CNTK is Microsoft’s open source library for deep neural networks. A key component in CNTK code is a mini-batch object. A mini-batch object holds training data (input values and known correct output values) and a bunch of them are sent to a CNTK training function.
I decided to see if I could iterate though a data file using CNTK functions. I didn’t have a concrete idea of why this might be useful, but I do have a few thoughts that possibly CNTK could be used for numeric processing in general, in addition to creating deep neural networks.

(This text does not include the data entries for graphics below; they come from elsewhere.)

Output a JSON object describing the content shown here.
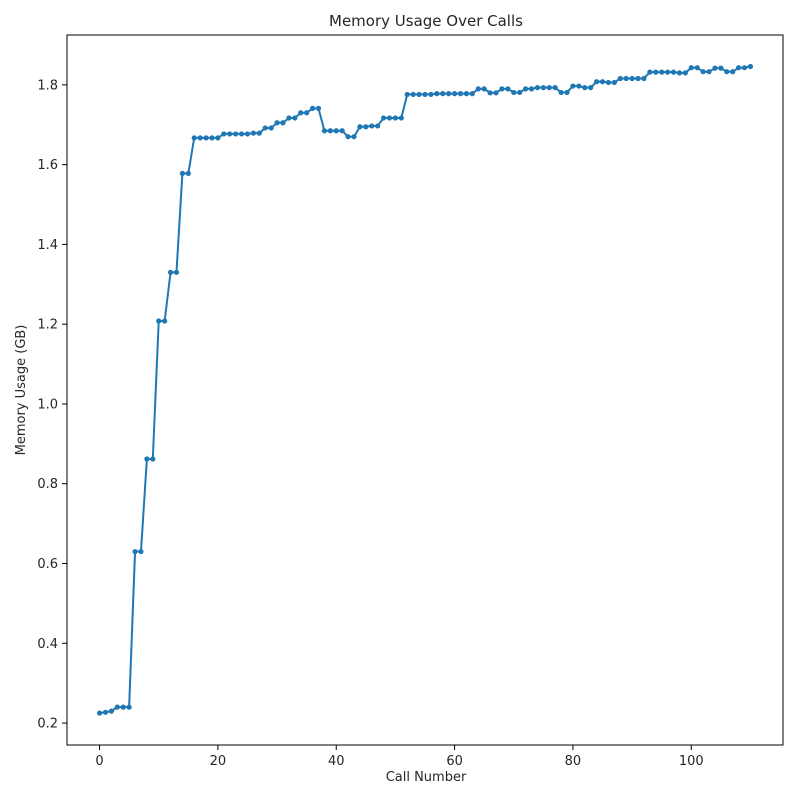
{
  "chart_data": {
    "type": "line",
    "title": "Memory Usage Over Calls",
    "xlabel": "Call Number",
    "ylabel": "Memory Usage (GB)",
    "xlim": [
      -5.5,
      115.5
    ],
    "ylim": [
      0.145,
      1.925
    ],
    "xticks": [
      0,
      20,
      40,
      60,
      80,
      100
    ],
    "yticks": [
      0.2,
      0.4,
      0.6,
      0.8,
      1.0,
      1.2,
      1.4,
      1.6,
      1.8
    ],
    "ytick_labels": [
      "0.2",
      "0.4",
      "0.6",
      "0.8",
      "1.0",
      "1.2",
      "1.4",
      "1.6",
      "1.8"
    ],
    "grid": false,
    "marker": "circle",
    "series": [
      {
        "color": "#1f77b4",
        "x": [
          0,
          1,
          2,
          3,
          4,
          5,
          6,
          7,
          8,
          9,
          10,
          11,
          12,
          13,
          14,
          15,
          16,
          17,
          18,
          19,
          20,
          21,
          22,
          23,
          24,
          25,
          26,
          27,
          28,
          29,
          30,
          31,
          32,
          33,
          34,
          35,
          36,
          37,
          38,
          39,
          40,
          41,
          42,
          43,
          44,
          45,
          46,
          47,
          48,
          49,
          50,
          51,
          52,
          53,
          54,
          55,
          56,
          57,
          58,
          59,
          60,
          61,
          62,
          63,
          64,
          65,
          66,
          67,
          68,
          69,
          70,
          71,
          72,
          73,
          74,
          75,
          76,
          77,
          78,
          79,
          80,
          81,
          82,
          83,
          84,
          85,
          86,
          87,
          88,
          89,
          90,
          91,
          92,
          93,
          94,
          95,
          96,
          97,
          98,
          99,
          100,
          101,
          102,
          103,
          104,
          105,
          106,
          107,
          108,
          109,
          110
        ],
        "y": [
          0.225,
          0.227,
          0.23,
          0.24,
          0.24,
          0.24,
          0.63,
          0.63,
          0.862,
          0.862,
          1.208,
          1.208,
          1.33,
          1.33,
          1.578,
          1.578,
          1.667,
          1.667,
          1.667,
          1.667,
          1.667,
          1.677,
          1.677,
          1.677,
          1.677,
          1.677,
          1.679,
          1.679,
          1.692,
          1.692,
          1.705,
          1.705,
          1.717,
          1.717,
          1.73,
          1.73,
          1.741,
          1.741,
          1.685,
          1.685,
          1.685,
          1.685,
          1.67,
          1.67,
          1.695,
          1.695,
          1.697,
          1.697,
          1.717,
          1.717,
          1.717,
          1.717,
          1.776,
          1.776,
          1.776,
          1.776,
          1.776,
          1.778,
          1.778,
          1.778,
          1.778,
          1.778,
          1.778,
          1.778,
          1.79,
          1.79,
          1.78,
          1.78,
          1.79,
          1.79,
          1.781,
          1.781,
          1.79,
          1.79,
          1.793,
          1.793,
          1.793,
          1.793,
          1.781,
          1.781,
          1.797,
          1.797,
          1.793,
          1.793,
          1.808,
          1.808,
          1.806,
          1.806,
          1.816,
          1.816,
          1.816,
          1.816,
          1.816,
          1.832,
          1.832,
          1.832,
          1.832,
          1.832,
          1.83,
          1.83,
          1.843,
          1.843,
          1.833,
          1.833,
          1.842,
          1.842,
          1.833,
          1.833,
          1.843,
          1.843,
          1.846
        ]
      }
    ]
  }
}
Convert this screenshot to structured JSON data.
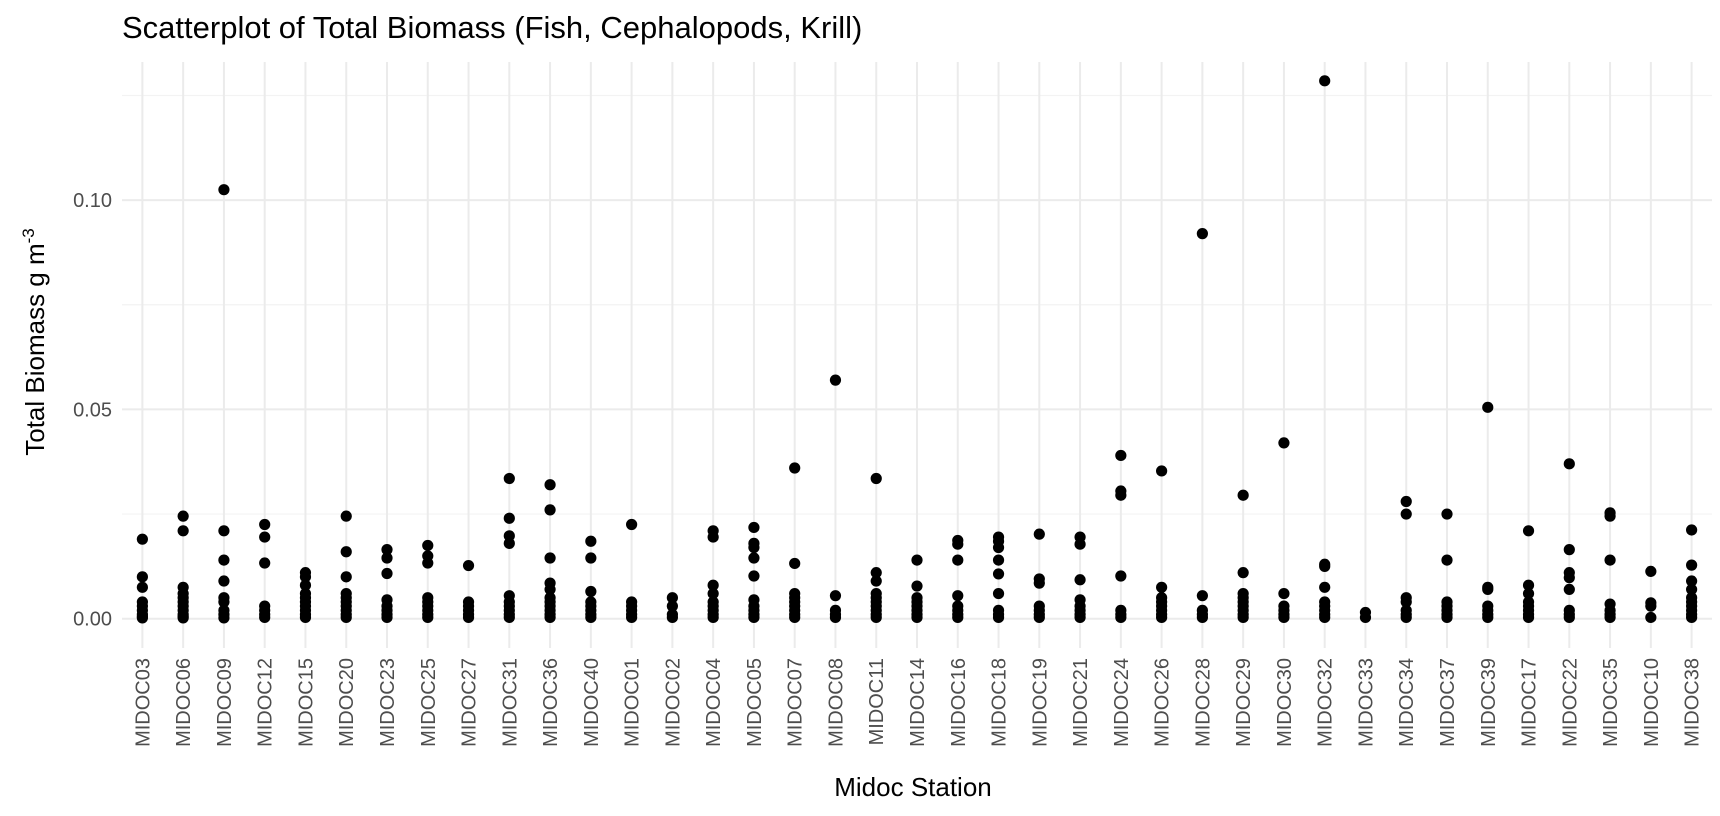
{
  "chart_data": {
    "type": "scatter",
    "title": "Scatterplot of Total Biomass (Fish, Cephalopods, Krill)",
    "xlabel": "Midoc Station",
    "ylabel": "Total Biomass g m",
    "ylabel_superscript": "-3",
    "ylim": [
      -0.007,
      0.133
    ],
    "y_ticks": [
      0.0,
      0.05,
      0.1
    ],
    "y_tick_labels": [
      "0.00",
      "0.05",
      "0.10"
    ],
    "y_minor_ticks": [
      0.025,
      0.075,
      0.125
    ],
    "grid": true,
    "legend": "none",
    "point_color": "#000000",
    "categories": [
      "MIDOC03",
      "MIDOC06",
      "MIDOC09",
      "MIDOC12",
      "MIDOC15",
      "MIDOC20",
      "MIDOC23",
      "MIDOC25",
      "MIDOC27",
      "MIDOC31",
      "MIDOC36",
      "MIDOC40",
      "MIDOC01",
      "MIDOC02",
      "MIDOC04",
      "MIDOC05",
      "MIDOC07",
      "MIDOC08",
      "MIDOC11",
      "MIDOC14",
      "MIDOC16",
      "MIDOC18",
      "MIDOC19",
      "MIDOC21",
      "MIDOC24",
      "MIDOC26",
      "MIDOC28",
      "MIDOC29",
      "MIDOC30",
      "MIDOC32",
      "MIDOC33",
      "MIDOC34",
      "MIDOC37",
      "MIDOC39",
      "MIDOC17",
      "MIDOC22",
      "MIDOC35",
      "MIDOC10",
      "MIDOC38"
    ],
    "values": [
      [
        0.019,
        0.01,
        0.0075,
        0.004,
        0.003,
        0.002,
        0.001,
        0.0005,
        0.0002
      ],
      [
        0.0245,
        0.021,
        0.0075,
        0.006,
        0.005,
        0.004,
        0.003,
        0.002,
        0.001,
        0.0005,
        0.0002
      ],
      [
        0.1025,
        0.021,
        0.014,
        0.009,
        0.005,
        0.004,
        0.002,
        0.001,
        0.0002
      ],
      [
        0.0225,
        0.0195,
        0.0133,
        0.003,
        0.002,
        0.001,
        0.0003
      ],
      [
        0.011,
        0.01,
        0.008,
        0.006,
        0.005,
        0.004,
        0.003,
        0.002,
        0.001,
        0.0003
      ],
      [
        0.0245,
        0.016,
        0.01,
        0.006,
        0.005,
        0.004,
        0.003,
        0.002,
        0.001,
        0.0003
      ],
      [
        0.0165,
        0.0145,
        0.0108,
        0.0045,
        0.003,
        0.002,
        0.001,
        0.0003
      ],
      [
        0.0175,
        0.015,
        0.0133,
        0.005,
        0.004,
        0.003,
        0.002,
        0.001,
        0.0003
      ],
      [
        0.0127,
        0.004,
        0.003,
        0.002,
        0.001,
        0.0003
      ],
      [
        0.0335,
        0.024,
        0.0198,
        0.018,
        0.0055,
        0.004,
        0.003,
        0.002,
        0.001,
        0.0003
      ],
      [
        0.032,
        0.026,
        0.0145,
        0.0085,
        0.007,
        0.005,
        0.004,
        0.003,
        0.002,
        0.001,
        0.0003
      ],
      [
        0.0185,
        0.0145,
        0.0065,
        0.004,
        0.003,
        0.002,
        0.001,
        0.0003
      ],
      [
        0.0225,
        0.004,
        0.003,
        0.002,
        0.001,
        0.0003
      ],
      [
        0.005,
        0.003,
        0.001,
        0.0003
      ],
      [
        0.021,
        0.0195,
        0.008,
        0.006,
        0.004,
        0.003,
        0.002,
        0.001,
        0.0003
      ],
      [
        0.0218,
        0.018,
        0.017,
        0.0145,
        0.0102,
        0.0045,
        0.003,
        0.002,
        0.001,
        0.0003
      ],
      [
        0.036,
        0.0132,
        0.006,
        0.005,
        0.004,
        0.003,
        0.002,
        0.001,
        0.0003
      ],
      [
        0.057,
        0.0055,
        0.002,
        0.001,
        0.0003
      ],
      [
        0.0335,
        0.011,
        0.009,
        0.006,
        0.005,
        0.004,
        0.003,
        0.002,
        0.001,
        0.0003
      ],
      [
        0.014,
        0.0078,
        0.005,
        0.004,
        0.003,
        0.002,
        0.001,
        0.0003
      ],
      [
        0.0187,
        0.0178,
        0.014,
        0.0055,
        0.003,
        0.002,
        0.001,
        0.0003
      ],
      [
        0.0195,
        0.0185,
        0.017,
        0.014,
        0.0107,
        0.006,
        0.002,
        0.001,
        0.0003
      ],
      [
        0.0202,
        0.0095,
        0.0085,
        0.003,
        0.002,
        0.001,
        0.0003
      ],
      [
        0.0195,
        0.0178,
        0.0093,
        0.0045,
        0.003,
        0.002,
        0.001,
        0.0003
      ],
      [
        0.039,
        0.0305,
        0.0295,
        0.0102,
        0.002,
        0.001,
        0.0003
      ],
      [
        0.0353,
        0.0075,
        0.005,
        0.004,
        0.003,
        0.002,
        0.001,
        0.0003
      ],
      [
        0.092,
        0.0055,
        0.002,
        0.001,
        0.0003
      ],
      [
        0.0295,
        0.011,
        0.006,
        0.005,
        0.004,
        0.003,
        0.002,
        0.001,
        0.0003
      ],
      [
        0.042,
        0.006,
        0.003,
        0.002,
        0.001,
        0.0003
      ],
      [
        0.1285,
        0.013,
        0.0125,
        0.0075,
        0.004,
        0.003,
        0.002,
        0.001,
        0.0003
      ],
      [
        0.0015,
        0.0003
      ],
      [
        0.028,
        0.025,
        0.005,
        0.004,
        0.002,
        0.001,
        0.0003
      ],
      [
        0.025,
        0.014,
        0.004,
        0.003,
        0.002,
        0.001,
        0.0003
      ],
      [
        0.0505,
        0.0075,
        0.007,
        0.003,
        0.002,
        0.001,
        0.0003
      ],
      [
        0.021,
        0.008,
        0.006,
        0.004,
        0.003,
        0.002,
        0.001,
        0.0003
      ],
      [
        0.037,
        0.0165,
        0.011,
        0.0098,
        0.007,
        0.002,
        0.001,
        0.0003
      ],
      [
        0.0253,
        0.0245,
        0.014,
        0.0035,
        0.002,
        0.001,
        0.0003
      ],
      [
        0.0113,
        0.0038,
        0.003,
        0.0003
      ],
      [
        0.0212,
        0.0128,
        0.009,
        0.007,
        0.005,
        0.004,
        0.003,
        0.002,
        0.001,
        0.0003
      ]
    ]
  }
}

Anyway, after some experimentation, I succeeded. I created a small dummy text file in CNTK format:
|id 001 |data 11 |id 002 |data 12 |id 003 |data 13 |id 004 |data 14 |id 005 |data 15 |id 006 |data 16 |id 007 |data 17 |id 008 |data 18 |id 009 |data 19
The I wrote a demo program that uses CNTK stream functions to read four items at a time into a mini-batch, and then walk through each of the four items in the mini-batch.
The good news is that I can now iterate though a CNTK file using CNTK stream functions. The bad news (for now at least) is that data in a mini-batch isn’t particularly useful if it isn’t going to be sent to a training function. In my demo, I cast each item to an array using the asarray() function. But I could have just read data directly without using CNTK at all, with the numpy loadtxt() function.
Hmmmm. I’m not entirely convinced that I fully understand the underlying mechanism here so I’ll keep probing. I still think there might be some clever, out-of-the-box ways to use the CNTK library.